The Rulebook
Section 3(a)(39) of the Securities Exchange Act provides in pertinent part:
(39) A person is subject to a ''statutory disqualification'' with respect to membership or participation in, or association with a member of, a self-regulatory organization, if such person --
. . .
Statutory Disqualification for Willful Non-Disclosure(F) has committed or omitted any act, or is subject to an order or finding, enumerated in subparagraph (D), (E), (H), or (G) of paragraph (4) of section 15(b) of this title, has been convicted of any offense specified in subparagraph (B) of such paragraph (4) or any other felony within ten years of the date of the filing of an application for membership or participation in, or to become associated with a member of, such self- regulatory organization, is enjoined from any action, conduct, or practice specified in subparagraph (C) of such paragraph (4), has willfully made or caused to be made in any application for membership or participation in, or to become associated with a member of, a self-regulatory organization, report required to be filed with a self-regulatory organization, or proceeding before a self-regulatory organization, any statement which was at the time, and in the light of the circumstances under which it was made, false or misleading with respect to any material fact, or has omitted to state in any such application, report, or proceeding any material fact which is required to be stated therein.
[A] willful violation of the securities laws means "intentionally committing the act which constitutes the violation."16 The laws do not require that the actor "also be aware that he is violating one of the Rules or Acts."17 If McCune voluntarily committed the acts that constituted the violation, then he acted willfully.=====Footnote 16: Tager v.
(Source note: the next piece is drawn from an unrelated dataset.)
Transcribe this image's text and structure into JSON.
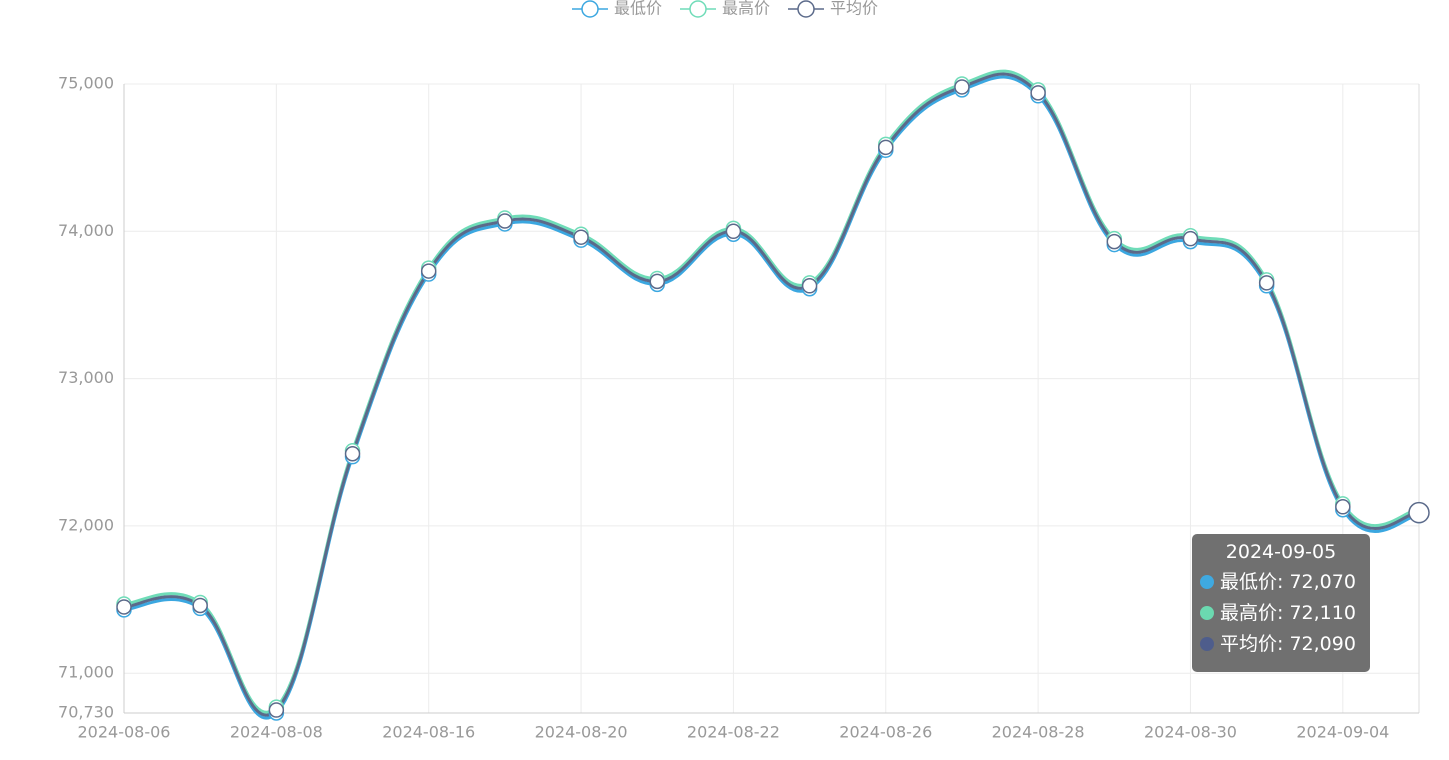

SEC, 344 F.2d 5, 8 (2d Cir. 1965); see also Wonsover v. SEC, 205 F.3d 408, 414 (D.C. Cir. 2000) (citing Hughes v. SEC, 174 F.2d 969, 977 (D.C. Cir. 1949)); Craig, 2008 WL 5328784, at *4 (finding that respondent willfully violated IM 1000-1 and NASD Rule 2110 by providing false answers on his Form U4).Footnote 17: Wonsover, 205 F.3d at 414 (citing Gearheart & Otis, Inc. v. SEC, 348 F.2d 798 (D.C. Cir. 1965)).
Article V of FINRA's By-Laws:Application for Registration, Section 2 in part states:
(c) Every application for registration filed with the Corporation shall be kept current at all times by supplementary amendments via electronic process or such other process as the Corporation may prescribe to the original application. Such amendment to the application shall be filed with the Corporation not later than 30 days after learning of the facts or circumstances giving rise to the amendment. If such amendment involves a statutory disqualification as defined in Section 3(a)(39) and Section 15(b)(4) of the Act, such amendment shall be filed not later than ten days after such disqualification occurs.
Definition of DisqualificationSec. 4. A person is subject to a "disqualification" with respect to membership, or association with a member, if such person is subject to any "statutory disqualification" as such term is defined in Section 3(a)(39) of the Act.
I understand that this settlement includes a finding that I willfully omitted to state a material fact on a Form U4, and that under Section 3(a)(39)(F) of the Securities Exchange Act of 1934 and Article III, Section 4 of FINRA's By-Laws, this these omissions make me subject to a statutory disqualification with respect to association with a member.
For willfully failing to timely update his Form U4, in violation of Article V, Section 2(c) of NASD's and FINRA's By-laws, NASD IM-1000-1, NASD Rule 2110, and FINRA Rules 1122 and 2010, Respondent is suspended from associating with any FINRA member firm in any capacity for [insert dates] and fined [insert amount]. Because his misconduct was willful, and the information he failed to disclose was material, he is subject to statutory disqualification.
FINRA Rule 1122: Filing of Misleading Information as to Membership or Registration, provides:
No member or person associated with a member shall file with FINRA information with respect to membership or registration which is incomplete or inaccurate so as to be misleading, or which could in any way tend to mislead, or fail to correct such filing after notice thereof.
The Uniform Application for Securities Industry Registration or Transfer ("Form U4") asks:
Question 14A(1)(a): "Have you ever been convicted of or pled guilty or nolo contendere ("no contest") in a domestic foreign or military court to any felony?"
Question 14A(1)(b): "Have you ever been charged with any felony?"
The fine shall be due and payable either immediately upon reassociation with a member firm, or prior to any application or request for relief from any statutory disqualification resulting from this or any other event or proceeding, whichever is earlier.
I understand that this settlement includes a finding that I willfully omitted to state a material fact on a Form U4, and that under Section 3(a)(39)(F) of the Securities Exchange Act of 1934 and Article III, Section 4 of FINRA's By-Laws, this omission makes me subject to a statutory disqualification with respect to association with a member.